男子放下了手中的筷子,雙手放在膝上,
“不瞞小娘子說,這次我來,卻是有事要同小娘子說。”
“郎君請說。”
“我知內人當時同小娘子租此鋪子,一年只要一千八百錢租金,雖是當時定下的,但畢竟經商謀萬金,誰出來做事,不是為了個利字。
我們這鋪面雖然是不大,但地段甚好,你看這來來往往的都是客,若是鋪面再稍大,怕沒個三五千百,也是盤不下來的。故而這一千八,屬實是低了些。”
聽見男人這么說,白錦兒一挑眉,
“這么說,郎君是來,改要那租金數目的了?”
男人沒有說話,手指摩挲著盤碗,不過臉上那讓人覺得奸詐異常的笑容,已經說明了他的答案。
白錦兒也不著急,
她盤腿坐著,臉上神情不改,雙目注視著眼前的男子,語氣不卑不亢地開口:
“郎君方才說的雖然不差,可這事情,我并不能答應。
一如郎君所言,經商謀萬金,可郎君亦知道,無論是做人還是經商,誠信二字最要緊。租鋪子時,我與娘子曾下契,上面白紙黑字寫下來租金幾何,租幾年月,亦是呈市監令鑒過的。
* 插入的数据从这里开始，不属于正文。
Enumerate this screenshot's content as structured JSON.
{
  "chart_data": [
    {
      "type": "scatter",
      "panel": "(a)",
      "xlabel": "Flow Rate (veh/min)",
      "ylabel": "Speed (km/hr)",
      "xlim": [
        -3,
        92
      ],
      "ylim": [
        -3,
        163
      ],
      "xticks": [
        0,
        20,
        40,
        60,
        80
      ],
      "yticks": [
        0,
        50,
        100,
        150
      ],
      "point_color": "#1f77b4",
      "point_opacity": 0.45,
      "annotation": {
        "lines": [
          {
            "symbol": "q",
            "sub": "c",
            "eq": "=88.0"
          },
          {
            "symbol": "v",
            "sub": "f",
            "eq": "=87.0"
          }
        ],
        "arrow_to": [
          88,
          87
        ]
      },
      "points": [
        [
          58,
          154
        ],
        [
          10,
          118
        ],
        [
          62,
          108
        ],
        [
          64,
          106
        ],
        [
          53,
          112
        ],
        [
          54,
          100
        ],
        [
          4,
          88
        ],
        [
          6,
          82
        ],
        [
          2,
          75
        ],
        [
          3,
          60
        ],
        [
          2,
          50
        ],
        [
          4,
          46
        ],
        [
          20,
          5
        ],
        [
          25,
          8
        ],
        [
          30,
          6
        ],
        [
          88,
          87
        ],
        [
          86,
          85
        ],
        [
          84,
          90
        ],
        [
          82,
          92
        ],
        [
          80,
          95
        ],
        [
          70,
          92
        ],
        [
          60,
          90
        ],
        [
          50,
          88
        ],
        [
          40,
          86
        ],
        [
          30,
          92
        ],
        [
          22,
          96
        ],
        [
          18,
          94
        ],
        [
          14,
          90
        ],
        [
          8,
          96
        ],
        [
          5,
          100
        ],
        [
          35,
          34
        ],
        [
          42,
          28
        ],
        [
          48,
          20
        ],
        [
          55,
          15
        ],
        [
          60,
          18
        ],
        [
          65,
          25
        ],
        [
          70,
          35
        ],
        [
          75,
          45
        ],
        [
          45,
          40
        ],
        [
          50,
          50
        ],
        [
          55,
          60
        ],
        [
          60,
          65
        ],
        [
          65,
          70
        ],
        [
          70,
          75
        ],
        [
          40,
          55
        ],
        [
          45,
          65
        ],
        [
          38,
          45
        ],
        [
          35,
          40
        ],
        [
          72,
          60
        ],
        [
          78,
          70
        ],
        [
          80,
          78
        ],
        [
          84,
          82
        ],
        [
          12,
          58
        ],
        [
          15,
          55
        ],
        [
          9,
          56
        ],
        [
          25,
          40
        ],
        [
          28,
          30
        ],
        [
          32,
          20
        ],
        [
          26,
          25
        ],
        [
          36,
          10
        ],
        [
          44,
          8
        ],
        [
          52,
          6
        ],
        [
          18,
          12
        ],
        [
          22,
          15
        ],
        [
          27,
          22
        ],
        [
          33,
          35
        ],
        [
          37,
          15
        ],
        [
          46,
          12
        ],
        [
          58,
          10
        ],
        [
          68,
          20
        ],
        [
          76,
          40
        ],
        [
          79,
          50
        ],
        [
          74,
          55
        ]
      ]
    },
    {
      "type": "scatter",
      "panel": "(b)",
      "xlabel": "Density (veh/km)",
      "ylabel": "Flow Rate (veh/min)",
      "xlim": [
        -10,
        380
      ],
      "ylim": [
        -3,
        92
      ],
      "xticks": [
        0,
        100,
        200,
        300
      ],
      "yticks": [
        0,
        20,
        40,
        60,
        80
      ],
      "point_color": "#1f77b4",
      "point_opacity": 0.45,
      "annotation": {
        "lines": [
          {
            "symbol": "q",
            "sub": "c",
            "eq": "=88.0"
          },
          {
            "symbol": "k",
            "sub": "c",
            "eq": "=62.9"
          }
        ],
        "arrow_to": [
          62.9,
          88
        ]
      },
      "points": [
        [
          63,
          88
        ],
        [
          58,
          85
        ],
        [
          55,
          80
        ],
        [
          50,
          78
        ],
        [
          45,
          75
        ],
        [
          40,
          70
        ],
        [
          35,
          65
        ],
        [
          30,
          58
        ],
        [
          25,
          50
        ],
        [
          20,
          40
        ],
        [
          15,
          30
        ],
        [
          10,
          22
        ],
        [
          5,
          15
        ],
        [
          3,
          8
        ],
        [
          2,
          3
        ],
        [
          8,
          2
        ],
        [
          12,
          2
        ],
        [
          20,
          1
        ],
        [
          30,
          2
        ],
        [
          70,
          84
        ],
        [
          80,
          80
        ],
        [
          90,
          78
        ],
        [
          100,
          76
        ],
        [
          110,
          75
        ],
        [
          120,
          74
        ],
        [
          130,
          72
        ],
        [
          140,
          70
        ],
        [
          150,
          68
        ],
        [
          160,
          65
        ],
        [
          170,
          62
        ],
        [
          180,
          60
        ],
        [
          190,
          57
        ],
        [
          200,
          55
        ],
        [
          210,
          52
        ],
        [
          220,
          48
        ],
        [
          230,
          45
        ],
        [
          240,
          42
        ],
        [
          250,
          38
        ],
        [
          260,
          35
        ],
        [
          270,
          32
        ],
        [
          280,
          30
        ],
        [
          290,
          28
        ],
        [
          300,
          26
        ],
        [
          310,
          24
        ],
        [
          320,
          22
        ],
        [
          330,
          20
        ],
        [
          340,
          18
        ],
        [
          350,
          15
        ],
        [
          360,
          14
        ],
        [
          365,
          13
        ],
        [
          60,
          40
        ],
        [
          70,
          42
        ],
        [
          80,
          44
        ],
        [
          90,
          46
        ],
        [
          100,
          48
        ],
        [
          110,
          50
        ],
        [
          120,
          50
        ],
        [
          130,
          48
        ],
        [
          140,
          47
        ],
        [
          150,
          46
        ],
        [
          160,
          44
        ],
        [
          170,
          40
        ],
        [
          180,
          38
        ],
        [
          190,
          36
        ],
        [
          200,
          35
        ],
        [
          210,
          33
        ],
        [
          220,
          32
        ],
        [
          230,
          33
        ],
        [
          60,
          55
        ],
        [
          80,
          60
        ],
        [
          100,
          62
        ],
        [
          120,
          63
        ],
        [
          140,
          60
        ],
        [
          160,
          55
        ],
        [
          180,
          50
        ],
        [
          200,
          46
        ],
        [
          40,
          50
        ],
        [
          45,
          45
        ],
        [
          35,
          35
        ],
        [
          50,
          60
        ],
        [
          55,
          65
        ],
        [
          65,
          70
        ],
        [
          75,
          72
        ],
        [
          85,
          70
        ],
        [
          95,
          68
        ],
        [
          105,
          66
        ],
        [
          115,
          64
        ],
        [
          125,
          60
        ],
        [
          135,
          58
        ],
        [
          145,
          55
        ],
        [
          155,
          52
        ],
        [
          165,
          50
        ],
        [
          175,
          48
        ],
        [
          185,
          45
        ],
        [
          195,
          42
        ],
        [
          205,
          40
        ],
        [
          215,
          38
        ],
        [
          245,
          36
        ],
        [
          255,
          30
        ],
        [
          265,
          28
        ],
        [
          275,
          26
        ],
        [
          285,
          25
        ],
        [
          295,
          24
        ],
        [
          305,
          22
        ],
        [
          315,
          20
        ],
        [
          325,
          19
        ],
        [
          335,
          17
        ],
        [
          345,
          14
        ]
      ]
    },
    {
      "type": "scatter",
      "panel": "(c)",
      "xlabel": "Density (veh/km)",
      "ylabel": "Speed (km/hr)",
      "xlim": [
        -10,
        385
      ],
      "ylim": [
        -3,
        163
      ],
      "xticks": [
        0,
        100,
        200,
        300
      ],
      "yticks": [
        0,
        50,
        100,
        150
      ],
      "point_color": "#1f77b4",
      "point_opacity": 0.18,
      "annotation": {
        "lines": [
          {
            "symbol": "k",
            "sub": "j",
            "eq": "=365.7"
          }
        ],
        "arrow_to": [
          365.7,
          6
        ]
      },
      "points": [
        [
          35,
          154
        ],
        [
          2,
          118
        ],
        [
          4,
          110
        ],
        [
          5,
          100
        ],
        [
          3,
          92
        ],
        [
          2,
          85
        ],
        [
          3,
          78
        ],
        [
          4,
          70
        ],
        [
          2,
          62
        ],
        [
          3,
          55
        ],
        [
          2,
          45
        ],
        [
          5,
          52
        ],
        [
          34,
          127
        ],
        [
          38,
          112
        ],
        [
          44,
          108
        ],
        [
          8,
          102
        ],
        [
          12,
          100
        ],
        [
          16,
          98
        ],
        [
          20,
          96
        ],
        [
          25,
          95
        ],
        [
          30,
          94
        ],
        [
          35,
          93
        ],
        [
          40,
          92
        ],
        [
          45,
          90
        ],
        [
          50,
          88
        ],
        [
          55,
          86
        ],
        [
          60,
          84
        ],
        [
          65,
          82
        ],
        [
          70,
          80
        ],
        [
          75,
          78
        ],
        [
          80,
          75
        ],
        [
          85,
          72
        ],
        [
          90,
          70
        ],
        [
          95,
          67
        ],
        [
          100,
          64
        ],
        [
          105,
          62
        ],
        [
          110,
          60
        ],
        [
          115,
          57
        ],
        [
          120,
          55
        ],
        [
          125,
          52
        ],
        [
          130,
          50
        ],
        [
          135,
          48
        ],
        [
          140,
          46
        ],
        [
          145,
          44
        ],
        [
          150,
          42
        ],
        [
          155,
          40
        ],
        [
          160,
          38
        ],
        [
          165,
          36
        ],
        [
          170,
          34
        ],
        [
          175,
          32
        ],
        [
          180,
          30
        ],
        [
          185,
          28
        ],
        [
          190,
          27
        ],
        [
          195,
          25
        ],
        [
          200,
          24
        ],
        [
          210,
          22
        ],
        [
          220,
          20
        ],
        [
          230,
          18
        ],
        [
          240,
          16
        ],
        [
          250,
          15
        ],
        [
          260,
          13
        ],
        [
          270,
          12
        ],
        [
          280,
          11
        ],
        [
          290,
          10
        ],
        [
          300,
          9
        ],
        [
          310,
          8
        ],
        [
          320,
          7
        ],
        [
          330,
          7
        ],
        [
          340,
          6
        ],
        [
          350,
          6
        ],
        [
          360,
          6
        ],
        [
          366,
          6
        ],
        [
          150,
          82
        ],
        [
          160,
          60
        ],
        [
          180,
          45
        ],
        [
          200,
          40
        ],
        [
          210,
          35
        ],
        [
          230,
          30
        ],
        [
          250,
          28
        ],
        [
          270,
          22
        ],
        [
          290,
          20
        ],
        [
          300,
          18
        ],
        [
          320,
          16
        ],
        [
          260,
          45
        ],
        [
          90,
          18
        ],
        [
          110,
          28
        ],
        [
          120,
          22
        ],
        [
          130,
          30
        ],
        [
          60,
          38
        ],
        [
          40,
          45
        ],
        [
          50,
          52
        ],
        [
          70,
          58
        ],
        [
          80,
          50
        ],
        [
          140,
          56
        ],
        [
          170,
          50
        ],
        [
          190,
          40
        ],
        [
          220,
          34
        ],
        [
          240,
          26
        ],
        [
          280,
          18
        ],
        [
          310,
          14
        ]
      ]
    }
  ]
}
既然是已經坐定,又怎么有隨意更改的道理?便是我依,怕市監那邊,也是不依照的。
自然,若是郎君硬要毀契,那我這里沒主意,我們就只能上西市署言明稟告了。”
雖說是第一次遇到事情,但白錦兒可不是第一次和這種人打交道了。她一新世紀來的人,大學學的專業也與經濟有關,這么點常識,一定是有的,
早先尹氏說不用立契,也是她堅持著,一定要有一式兩份書面的文件才行。也是她堅持著,將文書還特意拿去西市署那邊下了訂正。
就是為了遇到這種事情的時候,有個憑仗。
白錦兒當自己說完這些,想男人會惱羞成怒——尹氏是個急著掙零花錢心里沒計算的人,她這位夫君,看著可不是這種好對付的人。結果一番言語下來,男人的表情竟然沒什么改變。
“原是如此,
既然是我家訂下契,豈有我家來毀的道理。剛才我所說的,小娘子只管忘記便是。一年租金還是照契約上所說,一千八百錢,再外了不說,這兩年間改錢換期之事,斷不會再提。”
說罷,男人果真拿起了筷子之后,就招呼著妻子尹氏吃桌子上的飯菜,只字不提剛才要漲租金一事。
不僅白錦兒,就是尹氏也一副摸不著頭腦的樣子。
不過她不是喜歡和自己過不去的人,
既然人家都已經這么說了,白錦兒當然樂得承這個情。
“郎君娘子慢走啊——”
走的遠了,尹氏才將自己肚子里的疑問問出了口:
“夫君,怎么你說了要租金,后面又不要了?雖說咱們是訂了契不錯,但西市署里咱們也有認識的,硬是要較也不是……”
“我本也不是為了那點子租金來的,”男人語氣平淡,打斷了尹氏的話,
“我只是瞧那姑娘伶俐,便想試一試,看她是不是真的有看上去那么的伶俐。這么一試下來,
你能給她一千八百錢就把鋪子租了,我也可以理解了。”
“這姑娘倒真是精明的,聽她說今年只十七,實在是叫人看……”
說著說著,尹氏腳步忽然站住了;她原是抓著男人衣角的,這么一帶,就把男人也拽了停住了,
“不對,我怎么覺著,你剛才那話是在罵我呢?”
男人嘴角又勾起了那種白錦兒覺得陰險狡詐的笑,沒有回答。